Während des ganzen Gesprächs mit den Genossenschaftern läuft im Hintergrund das Karussell und das Lachen und Singen der Kinder hallt über die ganze Gartenwirtschaft. Erst als der Himmel sich verdunkelt und ein mächtiger Donner rollt, wird es leise. Kurz darauf geht ein sintflutartiger Regen über dem Lindenberg nieder. «Endlich!», rufen die Landwirte, greifen sich ihr Glas und suchen einen Platz am Schärmen.

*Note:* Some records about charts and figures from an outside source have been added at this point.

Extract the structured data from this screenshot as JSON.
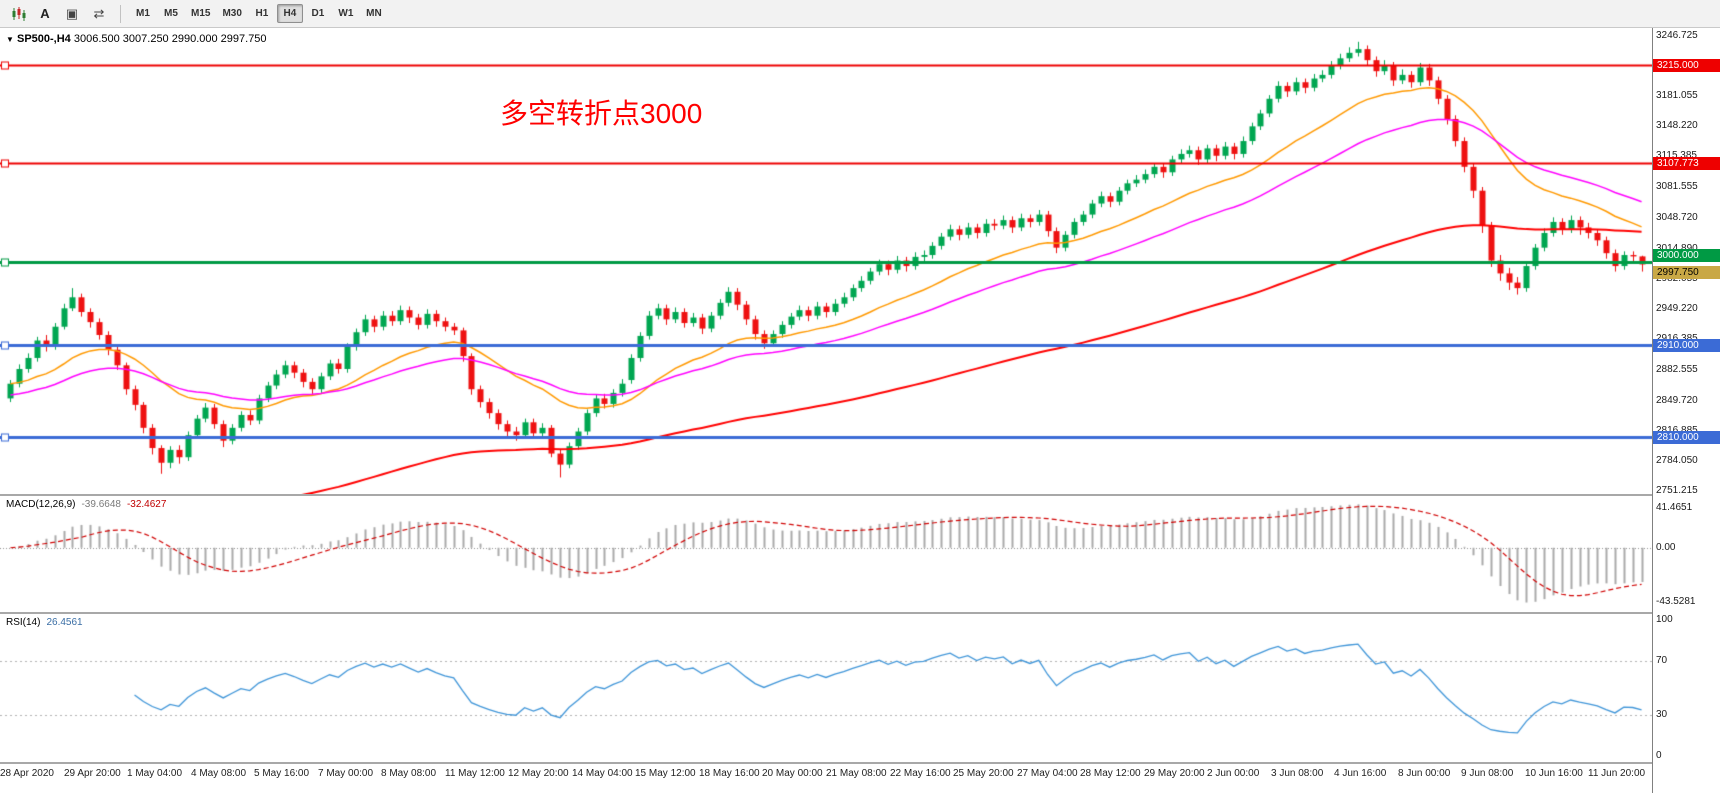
{
  "toolbar": {
    "icons": [
      "chart-window-icon",
      "text-tool-icon",
      "objects-icon",
      "auto-scroll-icon"
    ],
    "timeframes": [
      "M1",
      "M5",
      "M15",
      "M30",
      "H1",
      "H4",
      "D1",
      "W1",
      "MN"
    ],
    "active_timeframe": "H4"
  },
  "chart": {
    "symbol_text": "SP500-,H4",
    "ohlc_text": "3006.500 3007.250 2990.000 2997.750",
    "annotation": {
      "text": "多空转折点3000",
      "color": "#ff0000"
    },
    "price_axis": {
      "labels": [
        "3246.725",
        "3213.890",
        "3181.055",
        "3148.220",
        "3115.385",
        "3081.555",
        "3048.720",
        "3014.890",
        "2982.055",
        "2949.220",
        "2916.385",
        "2882.555",
        "2849.720",
        "2816.885",
        "2784.050",
        "2751.215"
      ]
    },
    "hlines": [
      {
        "price": 3215.0,
        "label": "3215.000",
        "color": "#ee0000",
        "width": 2
      },
      {
        "price": 3107.773,
        "label": "3107.773",
        "color": "#ee0000",
        "width": 2
      },
      {
        "price": 3000.0,
        "label": "3000.000",
        "color": "#009a44",
        "width": 3
      },
      {
        "price": 2910.0,
        "label": "2910.000",
        "color": "#3b6bd6",
        "width": 3
      },
      {
        "price": 2810.0,
        "label": "2810.000",
        "color": "#3b6bd6",
        "width": 3
      }
    ],
    "current_price": {
      "value": 2997.75,
      "label": "2997.750",
      "bg": "#c9a845"
    }
  },
  "chart_data": {
    "type": "candlestick-ohlc",
    "symbol": "SP500-",
    "timeframe": "H4",
    "price_range": {
      "min": 2748,
      "max": 3255
    },
    "colors": {
      "up": "#00a651",
      "down": "#ee1111"
    },
    "moving_averages": [
      {
        "name": "fast-ma",
        "color": "#ff9900",
        "period": 21,
        "width": 1.5
      },
      {
        "name": "medium-ma",
        "color": "#ff00ff",
        "period": 40,
        "seed": 2855,
        "width": 1.5
      },
      {
        "name": "slow-ma",
        "color": "#ff0000",
        "period": 120,
        "seed": 2660,
        "width": 2
      }
    ],
    "candles": [
      [
        2852,
        2872,
        2848,
        2868
      ],
      [
        2868,
        2889,
        2864,
        2884
      ],
      [
        2884,
        2901,
        2880,
        2896
      ],
      [
        2896,
        2919,
        2892,
        2915
      ],
      [
        2915,
        2921,
        2903,
        2908
      ],
      [
        2908,
        2934,
        2905,
        2930
      ],
      [
        2930,
        2955,
        2927,
        2950
      ],
      [
        2950,
        2972,
        2947,
        2962
      ],
      [
        2962,
        2966,
        2941,
        2946
      ],
      [
        2946,
        2950,
        2929,
        2935
      ],
      [
        2935,
        2939,
        2916,
        2921
      ],
      [
        2921,
        2925,
        2899,
        2905
      ],
      [
        2905,
        2909,
        2883,
        2888
      ],
      [
        2888,
        2891,
        2856,
        2862
      ],
      [
        2862,
        2866,
        2839,
        2845
      ],
      [
        2845,
        2848,
        2814,
        2820
      ],
      [
        2820,
        2824,
        2791,
        2798
      ],
      [
        2798,
        2801,
        2770,
        2782
      ],
      [
        2782,
        2800,
        2776,
        2796
      ],
      [
        2796,
        2801,
        2781,
        2788
      ],
      [
        2788,
        2816,
        2784,
        2812
      ],
      [
        2812,
        2834,
        2808,
        2830
      ],
      [
        2830,
        2847,
        2826,
        2842
      ],
      [
        2842,
        2846,
        2819,
        2824
      ],
      [
        2824,
        2828,
        2799,
        2806
      ],
      [
        2806,
        2824,
        2802,
        2820
      ],
      [
        2820,
        2838,
        2816,
        2834
      ],
      [
        2834,
        2839,
        2823,
        2828
      ],
      [
        2828,
        2856,
        2824,
        2852
      ],
      [
        2852,
        2870,
        2848,
        2866
      ],
      [
        2866,
        2883,
        2862,
        2878
      ],
      [
        2878,
        2893,
        2874,
        2888
      ],
      [
        2888,
        2892,
        2874,
        2880
      ],
      [
        2880,
        2884,
        2864,
        2870
      ],
      [
        2870,
        2874,
        2856,
        2862
      ],
      [
        2862,
        2880,
        2858,
        2876
      ],
      [
        2876,
        2894,
        2872,
        2890
      ],
      [
        2890,
        2895,
        2879,
        2884
      ],
      [
        2884,
        2912,
        2880,
        2908
      ],
      [
        2908,
        2928,
        2904,
        2924
      ],
      [
        2924,
        2943,
        2920,
        2938
      ],
      [
        2938,
        2942,
        2924,
        2930
      ],
      [
        2930,
        2947,
        2926,
        2942
      ],
      [
        2942,
        2947,
        2931,
        2936
      ],
      [
        2936,
        2953,
        2932,
        2948
      ],
      [
        2948,
        2952,
        2934,
        2940
      ],
      [
        2940,
        2944,
        2927,
        2932
      ],
      [
        2932,
        2949,
        2928,
        2944
      ],
      [
        2944,
        2948,
        2930,
        2936
      ],
      [
        2936,
        2940,
        2925,
        2930
      ],
      [
        2930,
        2934,
        2921,
        2926
      ],
      [
        2926,
        2929,
        2892,
        2898
      ],
      [
        2898,
        2901,
        2856,
        2862
      ],
      [
        2862,
        2866,
        2842,
        2848
      ],
      [
        2848,
        2852,
        2830,
        2836
      ],
      [
        2836,
        2840,
        2818,
        2824
      ],
      [
        2824,
        2828,
        2810,
        2816
      ],
      [
        2816,
        2821,
        2806,
        2812
      ],
      [
        2812,
        2830,
        2808,
        2826
      ],
      [
        2826,
        2830,
        2808,
        2814
      ],
      [
        2814,
        2825,
        2810,
        2820
      ],
      [
        2820,
        2823,
        2788,
        2792
      ],
      [
        2792,
        2796,
        2766,
        2780
      ],
      [
        2780,
        2804,
        2776,
        2800
      ],
      [
        2800,
        2820,
        2796,
        2816
      ],
      [
        2816,
        2840,
        2812,
        2836
      ],
      [
        2836,
        2856,
        2832,
        2852
      ],
      [
        2852,
        2857,
        2841,
        2846
      ],
      [
        2846,
        2862,
        2842,
        2858
      ],
      [
        2858,
        2873,
        2854,
        2868
      ],
      [
        2872,
        2900,
        2868,
        2896
      ],
      [
        2896,
        2924,
        2892,
        2920
      ],
      [
        2920,
        2947,
        2916,
        2942
      ],
      [
        2942,
        2955,
        2938,
        2950
      ],
      [
        2950,
        2954,
        2932,
        2938
      ],
      [
        2938,
        2951,
        2934,
        2946
      ],
      [
        2946,
        2950,
        2929,
        2934
      ],
      [
        2934,
        2945,
        2930,
        2940
      ],
      [
        2940,
        2944,
        2922,
        2928
      ],
      [
        2928,
        2946,
        2924,
        2942
      ],
      [
        2942,
        2960,
        2938,
        2956
      ],
      [
        2956,
        2973,
        2952,
        2968
      ],
      [
        2968,
        2972,
        2948,
        2954
      ],
      [
        2954,
        2958,
        2932,
        2938
      ],
      [
        2938,
        2942,
        2916,
        2922
      ],
      [
        2922,
        2926,
        2906,
        2912
      ],
      [
        2912,
        2926,
        2908,
        2922
      ],
      [
        2922,
        2936,
        2918,
        2932
      ],
      [
        2932,
        2945,
        2928,
        2941
      ],
      [
        2941,
        2953,
        2937,
        2948
      ],
      [
        2948,
        2952,
        2936,
        2942
      ],
      [
        2942,
        2957,
        2938,
        2952
      ],
      [
        2952,
        2956,
        2940,
        2946
      ],
      [
        2946,
        2960,
        2942,
        2955
      ],
      [
        2955,
        2967,
        2951,
        2962
      ],
      [
        2962,
        2976,
        2958,
        2972
      ],
      [
        2972,
        2985,
        2968,
        2980
      ],
      [
        2980,
        2994,
        2976,
        2990
      ],
      [
        2990,
        3003,
        2986,
        2998
      ],
      [
        2998,
        3002,
        2986,
        2992
      ],
      [
        2992,
        3007,
        2988,
        3002
      ],
      [
        3002,
        3006,
        2990,
        2996
      ],
      [
        2996,
        3011,
        2992,
        3006
      ],
      [
        3006,
        3013,
        3001,
        3008
      ],
      [
        3008,
        3022,
        3004,
        3018
      ],
      [
        3018,
        3032,
        3014,
        3028
      ],
      [
        3028,
        3041,
        3024,
        3036
      ],
      [
        3036,
        3040,
        3024,
        3030
      ],
      [
        3030,
        3043,
        3026,
        3038
      ],
      [
        3038,
        3042,
        3026,
        3032
      ],
      [
        3032,
        3047,
        3028,
        3042
      ],
      [
        3042,
        3047,
        3035,
        3040
      ],
      [
        3040,
        3051,
        3036,
        3046
      ],
      [
        3046,
        3050,
        3032,
        3038
      ],
      [
        3038,
        3053,
        3034,
        3048
      ],
      [
        3048,
        3052,
        3038,
        3044
      ],
      [
        3044,
        3057,
        3040,
        3052
      ],
      [
        3052,
        3056,
        3028,
        3034
      ],
      [
        3034,
        3038,
        3010,
        3016
      ],
      [
        3016,
        3034,
        3012,
        3030
      ],
      [
        3030,
        3048,
        3026,
        3044
      ],
      [
        3044,
        3056,
        3040,
        3052
      ],
      [
        3052,
        3068,
        3048,
        3064
      ],
      [
        3064,
        3077,
        3060,
        3072
      ],
      [
        3072,
        3076,
        3060,
        3066
      ],
      [
        3066,
        3082,
        3062,
        3078
      ],
      [
        3078,
        3090,
        3074,
        3086
      ],
      [
        3086,
        3095,
        3082,
        3090
      ],
      [
        3090,
        3101,
        3086,
        3096
      ],
      [
        3096,
        3108,
        3092,
        3104
      ],
      [
        3104,
        3108,
        3092,
        3098
      ],
      [
        3098,
        3116,
        3094,
        3112
      ],
      [
        3112,
        3123,
        3108,
        3118
      ],
      [
        3118,
        3127,
        3114,
        3122
      ],
      [
        3122,
        3126,
        3106,
        3112
      ],
      [
        3112,
        3128,
        3108,
        3124
      ],
      [
        3124,
        3128,
        3110,
        3116
      ],
      [
        3116,
        3131,
        3112,
        3126
      ],
      [
        3126,
        3130,
        3112,
        3118
      ],
      [
        3118,
        3137,
        3114,
        3132
      ],
      [
        3132,
        3152,
        3128,
        3148
      ],
      [
        3148,
        3166,
        3144,
        3162
      ],
      [
        3162,
        3182,
        3158,
        3178
      ],
      [
        3178,
        3197,
        3174,
        3192
      ],
      [
        3192,
        3196,
        3180,
        3186
      ],
      [
        3186,
        3201,
        3182,
        3196
      ],
      [
        3196,
        3200,
        3184,
        3190
      ],
      [
        3190,
        3205,
        3186,
        3200
      ],
      [
        3200,
        3209,
        3196,
        3204
      ],
      [
        3204,
        3219,
        3200,
        3214
      ],
      [
        3214,
        3227,
        3210,
        3222
      ],
      [
        3222,
        3234,
        3218,
        3228
      ],
      [
        3228,
        3240,
        3224,
        3232
      ],
      [
        3232,
        3236,
        3214,
        3220
      ],
      [
        3220,
        3224,
        3202,
        3208
      ],
      [
        3208,
        3220,
        3204,
        3214
      ],
      [
        3214,
        3218,
        3192,
        3198
      ],
      [
        3198,
        3210,
        3194,
        3204
      ],
      [
        3204,
        3208,
        3190,
        3196
      ],
      [
        3196,
        3217,
        3192,
        3212
      ],
      [
        3212,
        3216,
        3192,
        3198
      ],
      [
        3198,
        3202,
        3172,
        3178
      ],
      [
        3178,
        3182,
        3150,
        3156
      ],
      [
        3156,
        3160,
        3126,
        3132
      ],
      [
        3132,
        3136,
        3098,
        3104
      ],
      [
        3104,
        3108,
        3070,
        3078
      ],
      [
        3078,
        3082,
        3032,
        3040
      ],
      [
        3040,
        3044,
        2995,
        3002
      ],
      [
        3002,
        3008,
        2980,
        2988
      ],
      [
        2988,
        2994,
        2970,
        2978
      ],
      [
        2978,
        2984,
        2965,
        2972
      ],
      [
        2972,
        3000,
        2968,
        2996
      ],
      [
        2996,
        3020,
        2992,
        3016
      ],
      [
        3016,
        3037,
        3012,
        3032
      ],
      [
        3032,
        3049,
        3028,
        3044
      ],
      [
        3044,
        3048,
        3030,
        3036
      ],
      [
        3036,
        3051,
        3032,
        3046
      ],
      [
        3046,
        3050,
        3030,
        3038
      ],
      [
        3038,
        3043,
        3026,
        3032
      ],
      [
        3032,
        3036,
        3018,
        3024
      ],
      [
        3024,
        3028,
        3004,
        3010
      ],
      [
        3010,
        3014,
        2990,
        2996
      ],
      [
        2996,
        3012,
        2992,
        3008
      ],
      [
        3008,
        3012,
        3000,
        3006.5
      ],
      [
        3006.5,
        3007.25,
        2990,
        2997.75
      ]
    ],
    "x_axis_labels": [
      "28 Apr 2020",
      "29 Apr 20:00",
      "1 May 04:00",
      "4 May 08:00",
      "5 May 16:00",
      "7 May 00:00",
      "8 May 08:00",
      "11 May 12:00",
      "12 May 20:00",
      "14 May 04:00",
      "15 May 12:00",
      "18 May 16:00",
      "20 May 00:00",
      "21 May 08:00",
      "22 May 16:00",
      "25 May 20:00",
      "27 May 04:00",
      "28 May 12:00",
      "29 May 20:00",
      "2 Jun 00:00",
      "3 Jun 08:00",
      "4 Jun 16:00",
      "8 Jun 00:00",
      "9 Jun 08:00",
      "10 Jun 16:00",
      "11 Jun 20:00"
    ]
  },
  "macd": {
    "name": "MACD(12,26,9)",
    "value_text": "-39.6648",
    "signal_text": "-32.4627",
    "params": [
      12,
      26,
      9
    ],
    "scale_labels": {
      "top": "41.4651",
      "zero": "0.00",
      "bottom": "-43.5281"
    },
    "colors": {
      "histogram": "#ababab",
      "signal": "#d00000"
    }
  },
  "rsi": {
    "name": "RSI(14)",
    "value_text": "26.4561",
    "period": 14,
    "levels": [
      70,
      30
    ],
    "scale_labels": [
      "100",
      "70",
      "30",
      "0"
    ],
    "color": "#3f95d8"
  }
}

Dem Karussell kann kein Sommergewitter etwas anhaben. Sein Kupferdach und das Metallgerüst haben schon ganz andere Stürme überlebt, hier auf 818 Metern über Meer. Sein Erbauer, Paul Geiger, ist zwar schon seit vier Jahren pensioniert. Aber wenn es einem seiner 200 Karussells, die er in den vergangenen 40 Jahren in Einzelarbeit gebaut hat, schlecht geht, dann kann man ihn auch heute noch für Servicearbeiten aufbieten. Er könne sich noch erinnern, wie er das Karussell auf den Horben gebracht habe, erzählt Geiger. «Seither war ich nie mehr da oben. Aber ich glaube gern, dass es immer noch läuft. Das ist Handarbeit.» Handarbeit, die auch dem heutigen Wirt, Stefan Villiger, dem Neffen von Walter Villiger, glückliche Kinder ins Haus bringt und dadurch glückliche Eltern, die sich in Ruhe den Genüssen aus der Küche widmen können.